Department of Respiratory Medicine, Tokyo Medical and Dental University, 1-5-45, Yushima, Tokyo, Bunkyo-ku, 113-8510, Japan.
Department of Biostatistics, M&D Data Science Center, Tokyo Medical and Dental University, Tokyo, Japan.
Eur Radiol. 2024 Jan;34(1):374-383. doi: 10.1007/s00330-023-09937-x. Epub 2023 Aug 3.
To compare the [F]FDG PET/CT findings of untreated sarcoidosis and malignant lymphoma (ML) and develop convolutional neural network (CNN) models to differentiate between these diseases using maximum intensity projection (MIP) [F]FDG PET images.
We retrospectively collected data on consecutive patients newly diagnosed with sarcoidosis and ML who underwent [F]FDG PET/CT before treatment. Two nuclear radiologists reviewed the images. CNN models were created using MIP PET images and evaluated with k-fold cross-validation. The points of interest were visualized using gradient-weighted class activation mapping (Grad-CAM).

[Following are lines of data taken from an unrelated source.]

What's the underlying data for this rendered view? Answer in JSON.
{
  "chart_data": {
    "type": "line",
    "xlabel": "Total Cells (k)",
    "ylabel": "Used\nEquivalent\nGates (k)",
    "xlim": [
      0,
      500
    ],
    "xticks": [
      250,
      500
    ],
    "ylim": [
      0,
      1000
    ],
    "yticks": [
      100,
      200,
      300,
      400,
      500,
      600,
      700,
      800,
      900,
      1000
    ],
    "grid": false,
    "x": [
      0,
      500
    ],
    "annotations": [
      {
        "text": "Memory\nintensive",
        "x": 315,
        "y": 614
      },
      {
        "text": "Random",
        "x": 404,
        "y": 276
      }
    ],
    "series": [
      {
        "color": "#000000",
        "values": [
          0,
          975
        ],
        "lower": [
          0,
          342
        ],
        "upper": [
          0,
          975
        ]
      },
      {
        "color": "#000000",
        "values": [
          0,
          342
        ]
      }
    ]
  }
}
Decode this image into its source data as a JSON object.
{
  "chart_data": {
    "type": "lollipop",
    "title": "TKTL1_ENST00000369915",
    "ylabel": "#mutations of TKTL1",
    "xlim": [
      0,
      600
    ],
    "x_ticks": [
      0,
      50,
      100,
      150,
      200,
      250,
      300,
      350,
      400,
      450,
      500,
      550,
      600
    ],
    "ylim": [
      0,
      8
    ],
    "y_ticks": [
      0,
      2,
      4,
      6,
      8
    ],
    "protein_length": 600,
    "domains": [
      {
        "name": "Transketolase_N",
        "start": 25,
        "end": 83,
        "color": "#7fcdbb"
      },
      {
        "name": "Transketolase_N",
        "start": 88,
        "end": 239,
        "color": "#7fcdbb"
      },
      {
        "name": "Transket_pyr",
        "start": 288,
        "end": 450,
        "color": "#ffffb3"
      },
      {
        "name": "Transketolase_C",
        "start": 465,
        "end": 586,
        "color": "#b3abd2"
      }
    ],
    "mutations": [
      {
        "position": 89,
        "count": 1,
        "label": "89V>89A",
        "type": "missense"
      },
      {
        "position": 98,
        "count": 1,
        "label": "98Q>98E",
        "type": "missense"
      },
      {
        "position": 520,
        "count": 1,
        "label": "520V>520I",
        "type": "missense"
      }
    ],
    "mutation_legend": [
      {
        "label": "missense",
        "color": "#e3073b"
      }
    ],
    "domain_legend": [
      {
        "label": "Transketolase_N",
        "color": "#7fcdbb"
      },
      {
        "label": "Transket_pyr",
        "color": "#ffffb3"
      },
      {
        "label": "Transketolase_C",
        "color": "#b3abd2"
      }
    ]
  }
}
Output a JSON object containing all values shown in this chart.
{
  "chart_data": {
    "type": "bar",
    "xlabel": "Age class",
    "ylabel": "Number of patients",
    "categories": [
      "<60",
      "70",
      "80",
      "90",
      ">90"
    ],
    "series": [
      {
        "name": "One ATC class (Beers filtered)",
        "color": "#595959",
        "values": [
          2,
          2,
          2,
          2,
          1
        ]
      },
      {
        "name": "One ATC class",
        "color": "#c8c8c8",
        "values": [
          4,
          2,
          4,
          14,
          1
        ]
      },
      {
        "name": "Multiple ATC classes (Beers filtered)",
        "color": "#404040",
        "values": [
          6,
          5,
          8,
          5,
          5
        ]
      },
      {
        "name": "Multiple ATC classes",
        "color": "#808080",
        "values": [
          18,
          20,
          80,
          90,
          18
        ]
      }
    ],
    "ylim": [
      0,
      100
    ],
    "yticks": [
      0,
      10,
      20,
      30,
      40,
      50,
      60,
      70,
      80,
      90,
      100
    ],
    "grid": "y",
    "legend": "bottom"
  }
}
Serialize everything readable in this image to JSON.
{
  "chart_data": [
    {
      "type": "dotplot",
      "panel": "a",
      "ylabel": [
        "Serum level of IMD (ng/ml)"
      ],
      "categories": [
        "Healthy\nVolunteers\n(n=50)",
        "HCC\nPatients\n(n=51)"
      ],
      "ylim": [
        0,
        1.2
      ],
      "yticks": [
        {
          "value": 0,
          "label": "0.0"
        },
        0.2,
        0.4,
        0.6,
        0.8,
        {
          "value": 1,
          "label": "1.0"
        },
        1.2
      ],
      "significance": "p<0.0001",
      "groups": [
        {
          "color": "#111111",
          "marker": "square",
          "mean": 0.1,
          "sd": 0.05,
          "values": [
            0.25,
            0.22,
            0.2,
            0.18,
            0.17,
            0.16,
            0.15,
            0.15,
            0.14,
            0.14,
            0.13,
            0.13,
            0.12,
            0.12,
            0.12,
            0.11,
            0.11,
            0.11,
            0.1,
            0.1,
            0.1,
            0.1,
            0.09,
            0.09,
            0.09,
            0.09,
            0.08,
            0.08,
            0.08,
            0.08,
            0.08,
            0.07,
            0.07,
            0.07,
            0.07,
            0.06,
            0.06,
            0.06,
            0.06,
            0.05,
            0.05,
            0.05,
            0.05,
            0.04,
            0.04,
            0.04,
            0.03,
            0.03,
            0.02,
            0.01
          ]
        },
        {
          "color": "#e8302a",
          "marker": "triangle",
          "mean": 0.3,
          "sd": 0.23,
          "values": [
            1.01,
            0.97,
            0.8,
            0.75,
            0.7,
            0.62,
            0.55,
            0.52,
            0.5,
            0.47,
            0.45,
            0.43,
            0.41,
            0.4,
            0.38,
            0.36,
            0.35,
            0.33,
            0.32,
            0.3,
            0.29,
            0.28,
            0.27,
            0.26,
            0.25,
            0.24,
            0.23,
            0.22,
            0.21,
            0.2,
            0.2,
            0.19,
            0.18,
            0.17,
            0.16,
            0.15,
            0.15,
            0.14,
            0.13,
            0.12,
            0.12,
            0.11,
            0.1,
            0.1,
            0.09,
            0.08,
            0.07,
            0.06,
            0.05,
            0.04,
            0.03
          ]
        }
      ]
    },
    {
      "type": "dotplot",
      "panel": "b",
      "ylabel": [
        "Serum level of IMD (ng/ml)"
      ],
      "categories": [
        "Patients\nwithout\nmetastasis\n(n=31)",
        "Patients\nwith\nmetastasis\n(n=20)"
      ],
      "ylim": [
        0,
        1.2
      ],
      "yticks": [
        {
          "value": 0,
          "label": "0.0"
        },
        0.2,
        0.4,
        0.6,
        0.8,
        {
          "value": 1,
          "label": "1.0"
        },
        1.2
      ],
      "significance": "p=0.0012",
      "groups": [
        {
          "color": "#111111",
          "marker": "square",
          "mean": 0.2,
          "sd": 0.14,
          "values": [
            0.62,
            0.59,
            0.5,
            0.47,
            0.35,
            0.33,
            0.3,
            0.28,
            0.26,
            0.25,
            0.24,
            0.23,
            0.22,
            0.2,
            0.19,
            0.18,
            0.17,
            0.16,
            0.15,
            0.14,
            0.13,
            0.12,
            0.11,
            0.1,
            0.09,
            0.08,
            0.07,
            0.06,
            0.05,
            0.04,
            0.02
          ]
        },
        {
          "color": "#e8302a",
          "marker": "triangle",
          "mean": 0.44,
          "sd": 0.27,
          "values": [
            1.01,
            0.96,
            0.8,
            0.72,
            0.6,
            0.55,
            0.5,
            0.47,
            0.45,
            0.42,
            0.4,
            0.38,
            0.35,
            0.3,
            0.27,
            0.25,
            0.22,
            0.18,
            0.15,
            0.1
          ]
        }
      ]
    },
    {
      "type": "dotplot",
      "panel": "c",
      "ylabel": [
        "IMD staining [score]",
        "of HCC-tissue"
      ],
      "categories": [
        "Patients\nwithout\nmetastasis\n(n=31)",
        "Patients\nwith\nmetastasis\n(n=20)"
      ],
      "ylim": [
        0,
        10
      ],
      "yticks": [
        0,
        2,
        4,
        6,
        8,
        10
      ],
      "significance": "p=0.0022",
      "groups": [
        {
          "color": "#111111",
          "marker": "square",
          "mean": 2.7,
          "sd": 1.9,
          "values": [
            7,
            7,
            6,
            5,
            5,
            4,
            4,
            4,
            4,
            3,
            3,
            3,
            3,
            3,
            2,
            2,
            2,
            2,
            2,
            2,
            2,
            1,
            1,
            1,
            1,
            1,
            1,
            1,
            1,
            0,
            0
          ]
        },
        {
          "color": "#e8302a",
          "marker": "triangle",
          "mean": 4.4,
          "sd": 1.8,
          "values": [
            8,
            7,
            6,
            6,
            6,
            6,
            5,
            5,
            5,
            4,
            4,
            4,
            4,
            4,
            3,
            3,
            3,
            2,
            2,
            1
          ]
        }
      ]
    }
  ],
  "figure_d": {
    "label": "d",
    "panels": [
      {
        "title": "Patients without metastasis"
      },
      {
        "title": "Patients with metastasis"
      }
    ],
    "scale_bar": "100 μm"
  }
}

A total of 56 patients with sarcoidosis and 62 patients with ML were included. Patients with sarcoidosis had more prominent FDG accumulation in the mediastinal lymph nodes and lung lesions, while those with ML had more prominent accumulation in the cervical lymph nodes (all p < 0.001). For the mediastinal lymph nodes, sarcoidosis patients had significant FDG accumulation in the level 2, 4, 7, and 10 lymph nodes (all p < 0.01). Otherwise, the accumulation in ML patients tended to be in the level 1 lymph nodes (p = 0.08). The CNN model using frontal and lateral MIP images achieved an average accuracy of 0.890 (95% CI: 0.804-0.977), a sensitivity of 0.898 (95% CI: 0.782-1.000), a specificity of 0.907 (95% CI: 0.799-1.000), and an area under the curve of 0.963 (95% CI: 0.899-1.000). Grad-CAM showed that the model focused on the sites of abnormal FDG accumulation.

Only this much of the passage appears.